Yerel yönetimlerin yetkisi de kısıtlanıyor. Kim nereyi nasıl yağmalayacak hesap edin. Her zaman olduğu gibi rant var peşkeş var. Her zaman olduğu gibi Sayın Erdoğan var millet yok. Miting meydanlarında, "Memleketin bir tek çakılını vermeyiz" diyenler ormanlarımızın, meralarımızın, sahillerimizin rantçılara peşkeş çekilmesine gıkını bile çıkarmıyor. 

Türkiye 2021 sezonunu da kaybederse, hem sektör hem firmalar hem ülkemiz kaybedecek. Turizm firmalarına, ekmek bekleyen yüz binlerce çalışanımıza, esnafımıza omuz verin. Peş peşe iflaslar yaşanacak. Son 19 yılda dünya ekonomisi neredeyse 2 kat büyüdü. Ülkelerin ekonomi geliştikçe, daha fazla insan tatil yapma gezme imkanına erişiyor. Türkiye bu yükselişi sağlayamadı. 

Merkez Bankasına göre 10 yıl önceki 100 lira bugün 280 lira değerinde. Türkiye'de tatil yapmak 10 yıl öncesine göre yarı yarıya ucuzlamış. Turist başına elde edilen gelir de düşmüş. İktidar mensupları bize istedikleri kadar kızabilir. Biz buna başarısızlık, ciddiyetsizlik diyoruz. 

Başarı, Türkiye'yi turizmde dünya lideri yapmaktır. Turist sayısını 80 milyona çıkarmaktır. Bu hedeflere bu zihniyetle başaramayız.

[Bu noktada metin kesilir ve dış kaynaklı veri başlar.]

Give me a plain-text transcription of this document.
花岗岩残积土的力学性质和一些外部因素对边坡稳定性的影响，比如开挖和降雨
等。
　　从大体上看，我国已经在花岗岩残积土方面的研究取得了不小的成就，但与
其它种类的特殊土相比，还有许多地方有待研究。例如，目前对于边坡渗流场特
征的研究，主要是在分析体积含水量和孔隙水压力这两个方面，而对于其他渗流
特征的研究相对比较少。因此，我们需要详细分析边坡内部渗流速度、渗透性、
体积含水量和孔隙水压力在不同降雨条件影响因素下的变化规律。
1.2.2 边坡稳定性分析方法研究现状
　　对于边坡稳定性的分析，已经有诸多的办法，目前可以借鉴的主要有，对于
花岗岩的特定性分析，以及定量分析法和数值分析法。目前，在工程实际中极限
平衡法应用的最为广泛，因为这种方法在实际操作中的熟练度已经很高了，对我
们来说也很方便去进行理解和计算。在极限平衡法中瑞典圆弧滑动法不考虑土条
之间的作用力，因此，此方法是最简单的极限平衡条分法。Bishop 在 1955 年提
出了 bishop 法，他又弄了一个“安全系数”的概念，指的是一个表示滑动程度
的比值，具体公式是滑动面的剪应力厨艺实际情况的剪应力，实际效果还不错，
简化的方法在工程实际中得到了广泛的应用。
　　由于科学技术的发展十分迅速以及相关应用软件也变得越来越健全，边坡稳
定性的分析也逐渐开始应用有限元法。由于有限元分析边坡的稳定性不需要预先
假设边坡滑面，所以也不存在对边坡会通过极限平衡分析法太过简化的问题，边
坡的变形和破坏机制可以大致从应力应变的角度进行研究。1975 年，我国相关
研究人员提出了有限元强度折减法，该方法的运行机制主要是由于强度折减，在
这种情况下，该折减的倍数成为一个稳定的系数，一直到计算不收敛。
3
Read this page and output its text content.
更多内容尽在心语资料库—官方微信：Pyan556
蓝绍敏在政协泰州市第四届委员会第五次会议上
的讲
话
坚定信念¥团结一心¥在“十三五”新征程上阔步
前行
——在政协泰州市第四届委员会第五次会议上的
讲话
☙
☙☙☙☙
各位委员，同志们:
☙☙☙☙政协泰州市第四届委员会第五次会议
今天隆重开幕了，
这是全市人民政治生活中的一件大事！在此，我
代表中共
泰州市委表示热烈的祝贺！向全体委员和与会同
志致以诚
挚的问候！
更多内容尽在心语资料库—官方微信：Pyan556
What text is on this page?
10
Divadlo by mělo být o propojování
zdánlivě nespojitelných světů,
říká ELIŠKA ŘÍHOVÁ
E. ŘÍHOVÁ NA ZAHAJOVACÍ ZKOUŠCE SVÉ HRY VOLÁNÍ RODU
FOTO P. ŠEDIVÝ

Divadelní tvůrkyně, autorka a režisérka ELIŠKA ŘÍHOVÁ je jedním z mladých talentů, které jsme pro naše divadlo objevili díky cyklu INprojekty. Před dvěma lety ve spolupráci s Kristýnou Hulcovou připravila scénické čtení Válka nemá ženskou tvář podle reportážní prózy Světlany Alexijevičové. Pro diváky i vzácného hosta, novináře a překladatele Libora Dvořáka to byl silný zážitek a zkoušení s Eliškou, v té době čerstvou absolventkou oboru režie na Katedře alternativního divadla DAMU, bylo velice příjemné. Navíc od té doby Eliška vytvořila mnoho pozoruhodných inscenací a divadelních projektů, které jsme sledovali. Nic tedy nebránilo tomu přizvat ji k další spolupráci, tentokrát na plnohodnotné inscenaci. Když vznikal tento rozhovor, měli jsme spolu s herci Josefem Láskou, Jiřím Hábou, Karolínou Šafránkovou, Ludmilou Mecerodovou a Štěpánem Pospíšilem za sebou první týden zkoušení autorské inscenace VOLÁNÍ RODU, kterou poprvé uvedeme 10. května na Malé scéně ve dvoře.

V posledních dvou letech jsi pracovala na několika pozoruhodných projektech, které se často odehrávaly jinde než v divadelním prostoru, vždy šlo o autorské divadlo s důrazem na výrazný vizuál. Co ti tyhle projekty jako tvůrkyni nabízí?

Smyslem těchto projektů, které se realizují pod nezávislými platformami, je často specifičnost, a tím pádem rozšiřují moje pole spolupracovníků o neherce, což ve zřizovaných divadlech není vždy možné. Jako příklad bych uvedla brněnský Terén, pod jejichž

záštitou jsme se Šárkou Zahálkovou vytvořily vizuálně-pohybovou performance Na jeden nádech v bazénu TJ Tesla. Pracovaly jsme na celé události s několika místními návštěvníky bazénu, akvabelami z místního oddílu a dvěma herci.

Libya'nın da çok güzel kıyıları var ama bir turizm ülkesi olamadı. İran'da, Irak'da kültürel miraslara sahip ülkeler ama turizm ülkesi olamadılar. Ülkenizde demokrasi, adalet, huzur yoksa turizmde olmaz. İstanbul Sözleşmesi'nden çıkıp Türkiye'yi dünya aleme rezil edersiniz, turizmde rezil olur. 

İktidara turizm reçetesi

İYİ Parti olarak iktidara yanlışı söylediğimiz zaman nasıl olması gerektiğini de söyleriz. Çözümünü de öneririz. O nedenle iktidara seslenmek istiyorum.

  • Kısa Çalışma Ödeneğini 31 Aralık 2021'e kadar uzatın.
  • Sicil affı ve düşük faizli kredi desteklerinden sektörün genelinin faydalanmasını sağlayın.
  • Turizm sektörü özelinde mücbir durum ilan edin. 
  • Orta ölçekli firmalara, acentelere desteklerin adil ve eşit olarak dağıtımını sağlayın.
  • Genel KDV indirimlerini 2021 sonuna kadar uzatın.
  • Hava yolu şirketlerine hibe ve kredi destekleri verin.
  • Havaalanı ücretlerini, havayolu şirketlerinin istekleri doğrultusunda değerlendirin.
  • Kredileri faizsiz olarak erteleyin.

Türkiye'nin turizmde lider ülke olmak için her türlü kaynağı var.